IFAD’s President says small farmers and agricultural development are key to poverty reduction and food security.
Shortly after MPOC CEO Tan Sri Datuk Dr Yusof Basiron praised small farmers for their role and enduring importance in economic and social development, Kanayo F. Nwanze, the President of the International Fund for Agricultural Development (IFAD), echoed his message in The Guardian. Mr. Nwanze discussed the need to support smallholder farmers, underscoring how they represent the best example of sustainable private-sector enterprises and promoted IFAD’s role in partnering with farmers organizations ‘to create the conditions for poor farmers to grow their business’. He also called on governments to take leadership and bring agriculture to the fore while acknowledging the centrality of small farmers in sustainable development.
Although policymakers convening in Rio wisely prioritized economic growth over the objections of environmental activists, they should have done more to highlight the importance of small farmers in the context of poverty eradication and sustainable development. The successful case study of Malaysian palm oil small farmers provides a particularly useful illustration.
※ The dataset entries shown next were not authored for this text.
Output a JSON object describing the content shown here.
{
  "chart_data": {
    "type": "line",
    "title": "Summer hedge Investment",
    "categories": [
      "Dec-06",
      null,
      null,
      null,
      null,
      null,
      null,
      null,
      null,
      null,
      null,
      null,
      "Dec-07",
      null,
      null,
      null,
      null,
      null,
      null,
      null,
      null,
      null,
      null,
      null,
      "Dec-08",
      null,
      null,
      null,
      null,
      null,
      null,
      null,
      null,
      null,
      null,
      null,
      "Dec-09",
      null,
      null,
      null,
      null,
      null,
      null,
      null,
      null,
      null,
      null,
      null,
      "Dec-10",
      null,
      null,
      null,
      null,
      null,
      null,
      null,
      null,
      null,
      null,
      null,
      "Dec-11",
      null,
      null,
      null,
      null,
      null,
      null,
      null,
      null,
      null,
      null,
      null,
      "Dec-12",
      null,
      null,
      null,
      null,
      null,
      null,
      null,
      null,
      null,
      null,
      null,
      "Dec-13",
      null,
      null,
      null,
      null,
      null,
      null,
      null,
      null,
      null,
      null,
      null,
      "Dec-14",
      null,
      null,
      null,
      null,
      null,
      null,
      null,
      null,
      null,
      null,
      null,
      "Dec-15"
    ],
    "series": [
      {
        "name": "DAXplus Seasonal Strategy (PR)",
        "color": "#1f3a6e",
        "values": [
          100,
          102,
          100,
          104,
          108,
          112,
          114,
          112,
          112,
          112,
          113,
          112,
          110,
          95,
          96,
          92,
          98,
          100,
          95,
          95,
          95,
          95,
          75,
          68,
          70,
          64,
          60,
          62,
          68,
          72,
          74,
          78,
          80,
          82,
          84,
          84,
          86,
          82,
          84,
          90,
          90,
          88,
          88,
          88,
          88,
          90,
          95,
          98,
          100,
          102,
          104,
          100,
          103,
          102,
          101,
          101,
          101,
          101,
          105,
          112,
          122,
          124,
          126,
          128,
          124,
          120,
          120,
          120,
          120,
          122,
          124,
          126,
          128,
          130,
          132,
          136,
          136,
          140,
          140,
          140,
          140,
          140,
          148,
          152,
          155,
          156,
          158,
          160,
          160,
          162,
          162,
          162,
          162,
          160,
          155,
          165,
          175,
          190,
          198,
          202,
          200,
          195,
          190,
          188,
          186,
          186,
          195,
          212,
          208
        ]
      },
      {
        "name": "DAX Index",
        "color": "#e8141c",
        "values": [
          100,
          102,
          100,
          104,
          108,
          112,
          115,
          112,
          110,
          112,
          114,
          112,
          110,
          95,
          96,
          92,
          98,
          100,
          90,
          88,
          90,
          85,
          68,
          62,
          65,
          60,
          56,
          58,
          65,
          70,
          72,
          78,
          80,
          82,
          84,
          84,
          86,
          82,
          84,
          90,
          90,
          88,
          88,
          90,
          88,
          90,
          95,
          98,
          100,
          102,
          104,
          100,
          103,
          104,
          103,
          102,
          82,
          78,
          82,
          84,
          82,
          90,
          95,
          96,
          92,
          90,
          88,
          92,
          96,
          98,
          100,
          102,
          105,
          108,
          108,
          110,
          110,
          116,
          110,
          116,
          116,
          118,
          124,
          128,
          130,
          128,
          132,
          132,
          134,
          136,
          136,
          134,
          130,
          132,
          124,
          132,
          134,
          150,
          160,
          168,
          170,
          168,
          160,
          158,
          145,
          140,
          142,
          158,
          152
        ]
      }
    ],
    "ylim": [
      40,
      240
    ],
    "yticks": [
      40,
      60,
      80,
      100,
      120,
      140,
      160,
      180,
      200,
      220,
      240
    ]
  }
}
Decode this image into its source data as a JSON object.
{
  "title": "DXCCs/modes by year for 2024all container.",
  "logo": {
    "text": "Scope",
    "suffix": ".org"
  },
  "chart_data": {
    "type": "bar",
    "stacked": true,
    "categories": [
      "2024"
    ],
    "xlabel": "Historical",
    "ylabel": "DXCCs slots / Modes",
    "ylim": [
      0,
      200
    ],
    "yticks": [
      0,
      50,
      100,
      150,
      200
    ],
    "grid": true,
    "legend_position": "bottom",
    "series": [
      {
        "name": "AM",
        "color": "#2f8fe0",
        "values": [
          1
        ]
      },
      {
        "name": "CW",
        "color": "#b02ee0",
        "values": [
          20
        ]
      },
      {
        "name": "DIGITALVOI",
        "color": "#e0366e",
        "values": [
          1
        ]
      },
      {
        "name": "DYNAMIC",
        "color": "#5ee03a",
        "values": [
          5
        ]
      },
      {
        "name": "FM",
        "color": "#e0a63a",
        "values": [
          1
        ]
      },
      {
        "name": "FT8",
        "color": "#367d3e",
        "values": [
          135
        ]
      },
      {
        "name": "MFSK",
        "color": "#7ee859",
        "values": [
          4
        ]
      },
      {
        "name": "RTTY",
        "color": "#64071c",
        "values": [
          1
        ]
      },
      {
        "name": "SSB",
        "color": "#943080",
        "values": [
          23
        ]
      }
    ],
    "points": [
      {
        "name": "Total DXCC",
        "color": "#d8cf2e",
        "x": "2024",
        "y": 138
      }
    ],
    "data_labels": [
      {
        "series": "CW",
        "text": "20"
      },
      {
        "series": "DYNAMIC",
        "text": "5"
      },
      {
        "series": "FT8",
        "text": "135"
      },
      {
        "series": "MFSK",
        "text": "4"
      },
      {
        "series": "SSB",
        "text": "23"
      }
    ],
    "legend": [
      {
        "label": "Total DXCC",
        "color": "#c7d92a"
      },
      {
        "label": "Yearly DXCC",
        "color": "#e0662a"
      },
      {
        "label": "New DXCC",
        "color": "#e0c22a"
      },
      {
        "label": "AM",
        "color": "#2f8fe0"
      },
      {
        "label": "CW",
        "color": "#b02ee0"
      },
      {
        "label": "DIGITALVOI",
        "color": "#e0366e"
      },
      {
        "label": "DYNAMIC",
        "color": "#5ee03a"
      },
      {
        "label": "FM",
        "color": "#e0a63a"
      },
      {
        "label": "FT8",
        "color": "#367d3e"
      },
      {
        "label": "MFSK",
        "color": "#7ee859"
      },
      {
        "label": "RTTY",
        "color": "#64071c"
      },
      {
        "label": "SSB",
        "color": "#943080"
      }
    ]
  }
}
Today, this crop supports the livelihoods of hundred of thousands of small farmers in Malaysia as well as millions of people across the world. The oil palm has played a crucial part in Malaysia’s development, with the Government playing an equally important role – establishing a robust supply chain that sees industrious small farmers working alongside larger, more capital intensive growers. With palm oil being the fourth largest contributor to the nation’s Gross National Income (GNI), results indicate that the benefits from the efforts that have been made are tangible and very real. So much so that Malaysia is looking to achieve high income status by 2020.
However, trade barriers against palm oil together with generous European and US agricultural subsidies, risk hurting Malaysia’s small farmers and their counterparts in the developing world. Subsidies, sustainability criteria on imports and tariff barriers in wealthy countries not only support unsustainable domestic agriculture practices, but also put pressure on small farmers in poorer countries – leaving them unable to compete as equals.
The story of industrious small farmers that Mr. Nwanze and Dr Basiron are trying to tell the world is one that applies for every country where men and women are allowed to own land and produce food. Leaders at the Rio+20 Conference would have done well to acknowledge this and understand that in terms of food security and poverty alleviation, the role played by small farmers is second to none. More should be done to support them, including cutting subsidies and import restrictions that protect producers in developed economies at the expense of global food security and poverty alleviation.